Объяснить начинающему, что его стихотворение или рукопись не подходит —
просто нельзя. Надо сначала в продолжение сорока минут втолковать ему,
что он до ужаса талантлив, что у него должны быть гениальные родители,
что у него на черепе такие же шишки, как у Льва Николаевича Толстого, что
он, безусловно, затмит всех современников своим дарованием, но что именно
вот эта рукопись, которую он сейчас только что принес, — скверная.
Попробуйте объяснить ему, что "игла и сковорода" не рифмы или
что совершеннейшая несообразность, если героиня повести, предварительно
повесившись, бежит бросаться в воду с крутого скалистого обрыва, — он не
поймет.
У него от незаслуженной обиды затрясутся руки, он слезливо заморгает и,
как оплеванный, уйдет из вашего кабинета. В передней будет тыкать ногами
в чужие калоши; шляпу он будет держать в руках, хотя еще за полчаса до
этого был твердо уверен, что это нехитрое изобретение какого-то досужего
человека приспособлено для надевания на голову.
— Эх, — будет шептать он, — вот они где, ценители! Не рифма, говорит...
Мерзавцы!
А потом вечером, где-нибудь в глухой пивнушке, в компании таких же неудачников,
будет рассказывать о своей обиде.
— Вот она где, кружковщина. Умерла Россия... Нет больше таланта!

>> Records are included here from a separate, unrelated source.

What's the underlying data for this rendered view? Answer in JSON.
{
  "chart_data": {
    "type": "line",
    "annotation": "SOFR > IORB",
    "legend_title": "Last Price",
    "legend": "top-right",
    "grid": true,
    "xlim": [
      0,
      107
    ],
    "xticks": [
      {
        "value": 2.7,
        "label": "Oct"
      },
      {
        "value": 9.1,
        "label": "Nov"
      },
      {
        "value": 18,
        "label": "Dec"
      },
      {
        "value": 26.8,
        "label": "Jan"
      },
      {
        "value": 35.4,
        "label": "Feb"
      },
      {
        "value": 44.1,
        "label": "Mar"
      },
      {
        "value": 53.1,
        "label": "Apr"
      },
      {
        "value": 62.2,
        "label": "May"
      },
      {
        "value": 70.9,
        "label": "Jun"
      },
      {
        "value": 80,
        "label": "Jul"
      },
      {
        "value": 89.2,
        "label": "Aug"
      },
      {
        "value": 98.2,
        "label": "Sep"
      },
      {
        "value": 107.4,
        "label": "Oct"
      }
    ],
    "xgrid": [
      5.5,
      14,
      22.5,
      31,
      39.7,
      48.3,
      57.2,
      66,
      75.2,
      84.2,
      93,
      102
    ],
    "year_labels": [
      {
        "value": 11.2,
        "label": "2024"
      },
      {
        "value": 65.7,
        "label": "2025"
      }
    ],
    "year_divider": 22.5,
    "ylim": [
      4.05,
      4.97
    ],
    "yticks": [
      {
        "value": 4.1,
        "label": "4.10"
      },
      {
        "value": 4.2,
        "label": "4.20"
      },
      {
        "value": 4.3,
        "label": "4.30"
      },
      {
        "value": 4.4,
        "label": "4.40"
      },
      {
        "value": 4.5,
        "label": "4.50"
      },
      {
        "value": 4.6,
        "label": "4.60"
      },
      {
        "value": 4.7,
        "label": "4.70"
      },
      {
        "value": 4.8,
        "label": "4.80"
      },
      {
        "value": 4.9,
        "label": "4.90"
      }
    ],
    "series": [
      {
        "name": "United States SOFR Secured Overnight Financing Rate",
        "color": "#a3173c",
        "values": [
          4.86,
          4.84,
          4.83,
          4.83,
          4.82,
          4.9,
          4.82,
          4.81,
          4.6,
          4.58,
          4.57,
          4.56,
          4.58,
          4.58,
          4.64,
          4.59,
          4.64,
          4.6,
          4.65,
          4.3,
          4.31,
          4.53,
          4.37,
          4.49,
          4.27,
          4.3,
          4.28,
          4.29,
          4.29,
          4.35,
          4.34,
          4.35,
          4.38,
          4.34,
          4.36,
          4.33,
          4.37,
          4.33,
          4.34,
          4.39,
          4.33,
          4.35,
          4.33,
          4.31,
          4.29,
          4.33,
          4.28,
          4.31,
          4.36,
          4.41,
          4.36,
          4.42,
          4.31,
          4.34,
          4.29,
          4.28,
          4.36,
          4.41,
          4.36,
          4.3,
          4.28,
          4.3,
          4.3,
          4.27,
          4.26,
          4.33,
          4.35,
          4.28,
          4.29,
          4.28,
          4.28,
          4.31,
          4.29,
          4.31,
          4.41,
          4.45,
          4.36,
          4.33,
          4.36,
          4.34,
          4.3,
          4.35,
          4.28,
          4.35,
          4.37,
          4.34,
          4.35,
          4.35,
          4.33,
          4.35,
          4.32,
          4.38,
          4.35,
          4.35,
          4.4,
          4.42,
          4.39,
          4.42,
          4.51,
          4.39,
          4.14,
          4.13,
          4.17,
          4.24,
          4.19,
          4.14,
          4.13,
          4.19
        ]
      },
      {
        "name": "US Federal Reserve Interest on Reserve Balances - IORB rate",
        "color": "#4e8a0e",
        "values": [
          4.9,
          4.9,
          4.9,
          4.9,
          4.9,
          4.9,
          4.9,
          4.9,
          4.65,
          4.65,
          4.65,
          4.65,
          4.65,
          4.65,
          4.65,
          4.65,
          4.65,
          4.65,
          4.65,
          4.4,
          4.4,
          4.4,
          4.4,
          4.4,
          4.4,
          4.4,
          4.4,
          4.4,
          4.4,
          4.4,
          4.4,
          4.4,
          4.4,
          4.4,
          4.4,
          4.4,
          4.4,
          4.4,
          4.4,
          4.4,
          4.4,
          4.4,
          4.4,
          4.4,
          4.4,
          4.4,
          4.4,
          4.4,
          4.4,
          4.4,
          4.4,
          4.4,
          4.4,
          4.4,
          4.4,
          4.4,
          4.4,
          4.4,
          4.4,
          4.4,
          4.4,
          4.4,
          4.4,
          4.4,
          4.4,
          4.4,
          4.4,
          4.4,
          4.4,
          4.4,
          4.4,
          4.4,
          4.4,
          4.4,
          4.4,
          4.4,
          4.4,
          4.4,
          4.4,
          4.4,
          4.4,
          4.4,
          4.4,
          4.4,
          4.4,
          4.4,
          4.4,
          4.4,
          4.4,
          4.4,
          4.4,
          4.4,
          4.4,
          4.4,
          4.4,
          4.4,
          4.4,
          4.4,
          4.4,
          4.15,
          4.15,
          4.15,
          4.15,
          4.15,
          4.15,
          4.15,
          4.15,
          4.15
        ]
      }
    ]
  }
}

А ночью, полузасыпая над столом, будет выводить на бумаге, мечтательно
откидывая длинные волосы:
Она пришла ко мне вчера
Такая горестная — дикая;
Я дожидался у окна,
А голубь пел, стыдливо пикая.
ЭПОХА И СТИЛЬ
Каждой эпохе соответствует свой стиль.
Из шестерых, собравшихся в комнате у режиссера Емзина, эта истина еще не
дошла лишь до Жени Минтусова, расстроенного всем вообще и отсутствием у
хозяина папирос и пива в частности.
— Нет, вы только посмотрите, — волновался он, разыскивая окурки в пепельнице,
— разве это язык? А? Как пишут наши писатели! Как пишут наши поэты! Разве
это язык? А? Где же он, где, вы скажите, наш настоящий, добрый, старый,
могучий русский язык? А?
Последнюю фразу он произнес с таким надрывом, как будто бы у него только
что вытащили добрый (старый, могучий и т.д.) русский язык из кармана и
он требует немедленного составления протокола тут же, на месте.
Молча возившийся до сих пор с засоренной трубкой актер Плеонтов дунул в
это непослушное орудие наслаждения и тихо сказал::
— Ты дурак, Женя. Средний, нередко встречающийся в нашей области тип дурака.
Пробовал ли ты хоть раз разговаривать с окружающими на языке другой эпохи?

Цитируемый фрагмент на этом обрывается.